Olivier Assayas’ “Clouds of Sils Maria” (Magnolia) is mostly in English, but it is a very European rumination on art versus life, past versus present, and youth versus maturity.
The brilliant Juliette Binoche plays Maria, an aging actress invited to re-engage with the play that made her a star at 18. Now, however, she has been asked to play the second lead, a widow seduced and destroyed by the younger woman she had earlier portrayed.
Much of the film follows Maria’s interaction with her personal assistant (Kristen Stewart): as the two rehearse, the lines from the play and their conversation become almost indistinguishable. Maria must also connect with the young Lindsay Lohan-like actress (Chloe Grace Moretz) scheduled to take on the role that brought her fame years ago.
The title refers to a meteorological phenomenon in which the clouds near a Swiss town gather and move through the Alpine valleys like a roiling snake, and the picture, with its numerous blackouts, shifts of time and mysterious lacunae, exhibits a similarly serpentine form.
The result is a film that offers much to admire and ponder, while demonstrating that Stewart, after her pallid turns in the “Twilight” series, can still act.
“The Age of Adaline”
Blake Lively plays a 107-year old woman in “The Age of Adaline” (wide release), but she does not look a day over 29. That is because — as we are shown in the first reel — she was struck by lightning after dying in a car crash in 1937 and, as an omniscient narrator informs us, the electrical force not only rejuvenated her but stopped the aging process.

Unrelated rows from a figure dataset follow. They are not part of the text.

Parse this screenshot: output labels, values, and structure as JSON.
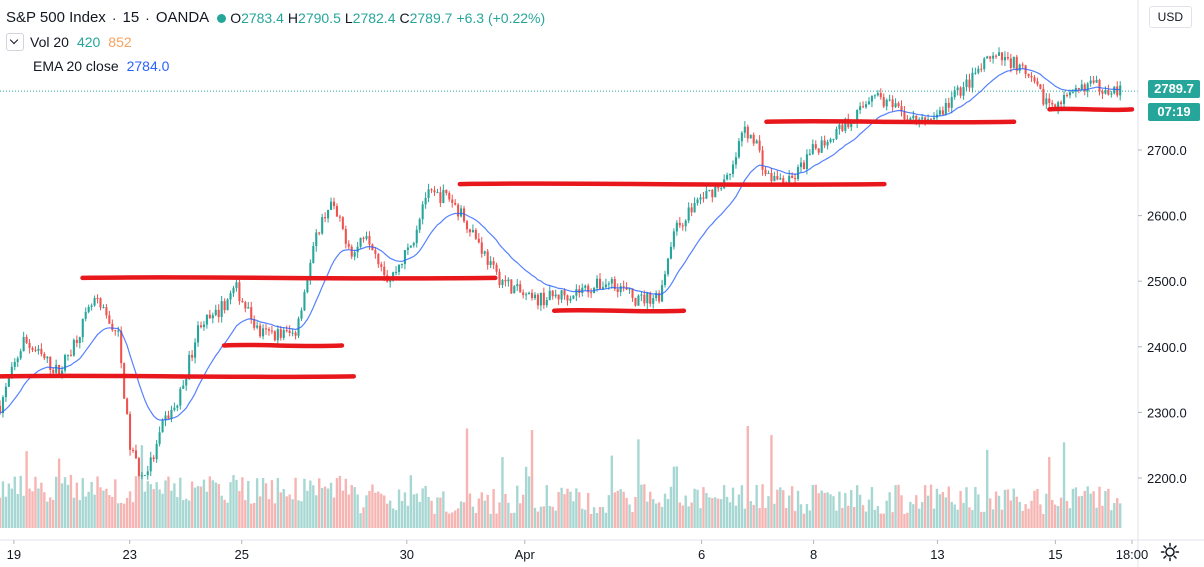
{
  "header": {
    "symbol_title": "S&P 500 Index",
    "interval": "15",
    "exchange": "OANDA",
    "open_label": "O",
    "open_value": "2783.4",
    "high_label": "H",
    "high_value": "2790.5",
    "low_label": "L",
    "low_value": "2782.4",
    "close_label": "C",
    "close_value": "2789.7",
    "change": "+6.3 (+0.22%)",
    "currency_button": "USD"
  },
  "indicators": {
    "volume_name": "Vol 20",
    "volume_value": "420",
    "volume_ma": "852",
    "ema_name": "EMA 20 close",
    "ema_value": "2784.0"
  },
  "price_scale": {
    "current_price": "2789.7",
    "countdown": "07:19"
  },
  "colors": {
    "up": "#26a69a",
    "down": "#ef5350",
    "ema": "#2962ff",
    "annotation": "#e8171c",
    "volume_up": "#a7d7d2",
    "volume_down": "#f6b4b2"
  },
  "chart_data": {
    "type": "candlestick",
    "symbol": "S&P 500 Index",
    "interval": "15",
    "y_ticks": [
      2200,
      2300,
      2400,
      2500,
      2600,
      2700
    ],
    "y_tick_labels": [
      "2200.0",
      "2300.0",
      "2400.0",
      "2500.0",
      "2600.0",
      "2700.0"
    ],
    "x_ticks": [
      "19",
      "23",
      "25",
      "30",
      "Apr",
      "6",
      "8",
      "13",
      "15",
      "18:00"
    ],
    "ylim": [
      2110,
      2875
    ],
    "price_path": [
      {
        "t": 0,
        "p": 2310
      },
      {
        "t": 2,
        "p": 2410
      },
      {
        "t": 5,
        "p": 2360
      },
      {
        "t": 8,
        "p": 2470
      },
      {
        "t": 10,
        "p": 2420
      },
      {
        "t": 11,
        "p": 2250
      },
      {
        "t": 12,
        "p": 2200
      },
      {
        "t": 13,
        "p": 2230
      },
      {
        "t": 14,
        "p": 2290
      },
      {
        "t": 15,
        "p": 2310
      },
      {
        "t": 17,
        "p": 2440
      },
      {
        "t": 18,
        "p": 2440
      },
      {
        "t": 20,
        "p": 2490
      },
      {
        "t": 22,
        "p": 2420
      },
      {
        "t": 25,
        "p": 2420
      },
      {
        "t": 27,
        "p": 2580
      },
      {
        "t": 28,
        "p": 2620
      },
      {
        "t": 30,
        "p": 2540
      },
      {
        "t": 31,
        "p": 2580
      },
      {
        "t": 33,
        "p": 2500
      },
      {
        "t": 35,
        "p": 2560
      },
      {
        "t": 36,
        "p": 2630
      },
      {
        "t": 38,
        "p": 2630
      },
      {
        "t": 40,
        "p": 2580
      },
      {
        "t": 42,
        "p": 2510
      },
      {
        "t": 45,
        "p": 2470
      },
      {
        "t": 48,
        "p": 2480
      },
      {
        "t": 52,
        "p": 2500
      },
      {
        "t": 54,
        "p": 2470
      },
      {
        "t": 56,
        "p": 2480
      },
      {
        "t": 57,
        "p": 2570
      },
      {
        "t": 59,
        "p": 2620
      },
      {
        "t": 62,
        "p": 2660
      },
      {
        "t": 63,
        "p": 2730
      },
      {
        "t": 64,
        "p": 2720
      },
      {
        "t": 65,
        "p": 2660
      },
      {
        "t": 67,
        "p": 2650
      },
      {
        "t": 69,
        "p": 2700
      },
      {
        "t": 71,
        "p": 2730
      },
      {
        "t": 73,
        "p": 2760
      },
      {
        "t": 74,
        "p": 2790
      },
      {
        "t": 76,
        "p": 2760
      },
      {
        "t": 78,
        "p": 2740
      },
      {
        "t": 80,
        "p": 2760
      },
      {
        "t": 81,
        "p": 2785
      },
      {
        "t": 82,
        "p": 2800
      },
      {
        "t": 84,
        "p": 2840
      },
      {
        "t": 86,
        "p": 2835
      },
      {
        "t": 88,
        "p": 2790
      },
      {
        "t": 89,
        "p": 2770
      },
      {
        "t": 91,
        "p": 2780
      },
      {
        "t": 92,
        "p": 2800
      },
      {
        "t": 94,
        "p": 2795
      },
      {
        "t": 95,
        "p": 2789.7
      }
    ],
    "annotations": [
      {
        "type": "horizontal_line",
        "from_t": 0,
        "to_t": 30,
        "level": 2355
      },
      {
        "type": "horizontal_line",
        "from_t": 7,
        "to_t": 42,
        "level": 2505
      },
      {
        "type": "horizontal_line",
        "from_t": 19,
        "to_t": 29,
        "level": 2402
      },
      {
        "type": "horizontal_line",
        "from_t": 39,
        "to_t": 75,
        "level": 2648
      },
      {
        "type": "horizontal_line",
        "from_t": 47,
        "to_t": 58,
        "level": 2455
      },
      {
        "type": "horizontal_line",
        "from_t": 65,
        "to_t": 86,
        "level": 2743
      },
      {
        "type": "horizontal_line",
        "from_t": 89,
        "to_t": 96,
        "level": 2762
      }
    ]
  }
}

Adaline now has a septuagenarian daughter and changes residence and identity frequently to avoid being turned into a scientific specimen. She has also avoided close relationships with outsiders for fear that outliving them would be too painful.
In 2015, however, she is courted by a rich young philanthropist whom she finds impossible to resist. When he takes her to meet his father, however, catastrophe strikes.
Up to that point, the movie has been more than a mite ridiculous, but now it introduces a coincidence so massive that it makes it completely impossible to continue suspending disbelief. The resolution — about as convincing as the old chestnut about somebody becoming amnesiac as the result of a blow to the head being cured by a second conk on the noggin, and it takes the film into the realm of the utterly risible.
Still, “Adaline” is glossily made, and Harrison Ford gives his best performance in some time as the philanthropist’s astronomer dad. Anybody in the mood for this sort of goofy romantic fantasy will find it a well-made example of the genre.
An even larger helping of schmaltz is provided by “Little Boy” (wide release), the period tale of an undersized tyke who comes to believe that performing charitable acts — including befriending the Japanese-American gentleman who is a pariah in town — will enable him to use the telekinetic powers granted him by a magician to end World War II and bring his father, who is missing in action in the Philippines, back home.
The picture is filled with uplifting messages about tolerance and the power of faith.
But good intentions are not enough, and by the close “Little Boy” — which conflates the boy’s supposed supernatural ability with the nickname for the atomic bomb dropped on Hiroshima — has descended so far into mawkish manipulation that it seems more sanctimonious sermon than sweet fable.
It does not help that the movie is also poorly made, with a particularly amateurish performance by the young actor in the title role.